New report sheds light on vital role of Tasmania’s general practice workforce
Posted on December 2, 2020
Tasmanian GPs play a vital role in providing care to vulnerable, older, and chronically unwell Tasmanians, a new in-depth report by Primary Health Tasmania has confirmed.
The General Practice in Tasmania report – the first quantitative snapshot of its kind – offers unprecedented insight into the local general practice workforce and the quality care it provides to the Tasmanian population.
Primary Health Tasmania spokesperson Dr Faline Howes says the report enriches our understanding of the key role played by local general practices by providing up-to-date, statistical insights about the specifics of where, why, and how often Tasmanians see their GP.
A key takeaway from the report is the high rate and complexity of chronic illness encountered by the state’s GP workforce: more than half of patients have at least one chronic health condition, and roughly a third of that group are living with two or more conditions.
“This report tells us that the Tasmanian general practice workforce is regularly coming up against complex clinical challenges that involve multiple chronic illnesses – and they’re doing it with fewer full-time equivalent GPs when compared to mainland Australia,” Dr Howes says.

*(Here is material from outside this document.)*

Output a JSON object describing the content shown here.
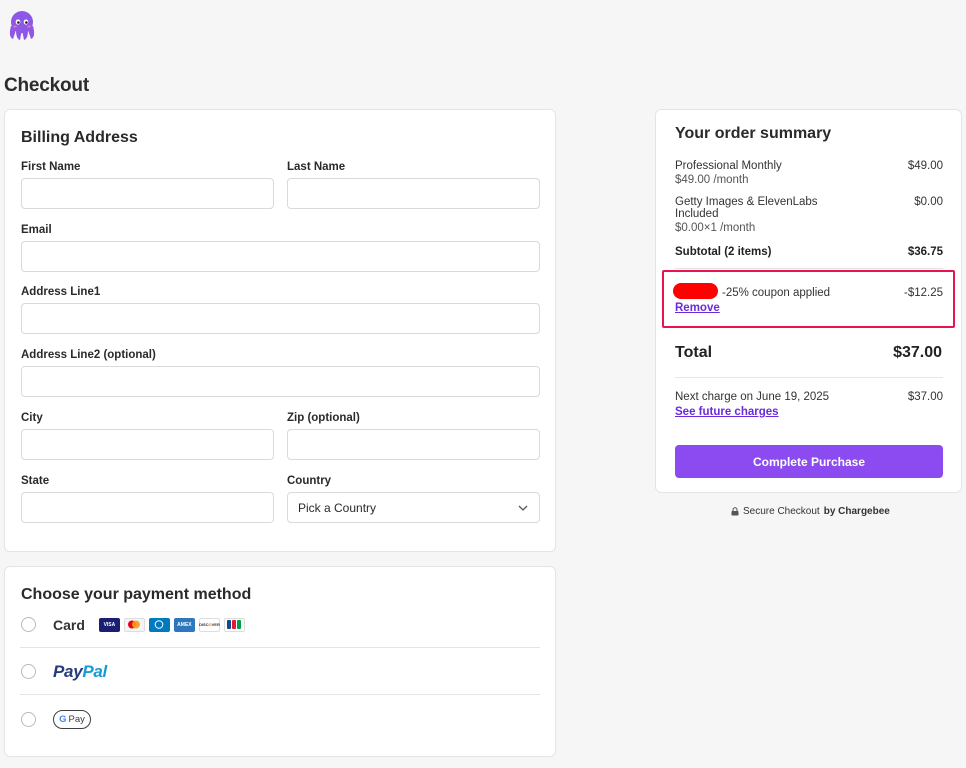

“When you consider that the Tasmanian population is, on average, older, sicker and poorer than its mainland counterparts, it becomes very clear that our general practice is acting as a major care cornerstone for the state.”
The General Practice in Tasmania report reveals the top five chronic condition types diagnosed, treated, and managed by local GPs were:
- chronic musculoskeletal problems
- mental health problems
- cardiovascular conditions.
The report also found the people most likely to seek out GP care multiple times throughout the year were more likely to have multiple health problems, be older, and experience a higher rate of socioeconomic disadvantage compared to those who didn’t see their GP as often.
“While this report highlights the crucial role of Tasmanian general practice in the state’s health system, it also shows us which community members are most likely to need that help,” Dr Howes says.
“This helps us understand what kinds of services are needed, and where, to make sure those people aren’t falling through the gaps.”
By drawing on reliable and securely handled data, Dr Howes says it’s hoped the report and the insights it offers can be used to improve health policy, programs, and services so they can better meet Tasmanians’ healthcare needs.
The data itself is drawn from an information-sharing network called the Primary Health Information Network, which includes roughly 75% of the state’s general practices.
The established prevalence and complexity of chronic conditions in the Tasmanian community reinforces the message of Primary Health Tasmania’s Keep your health on track campaign, encouraging people to continue to engage with their regular health services during the COVID-19 pandemic.
Primary Health Tasmania plans to update the report each year, further deepening the state’s understanding of its local general practice workforce and its workload.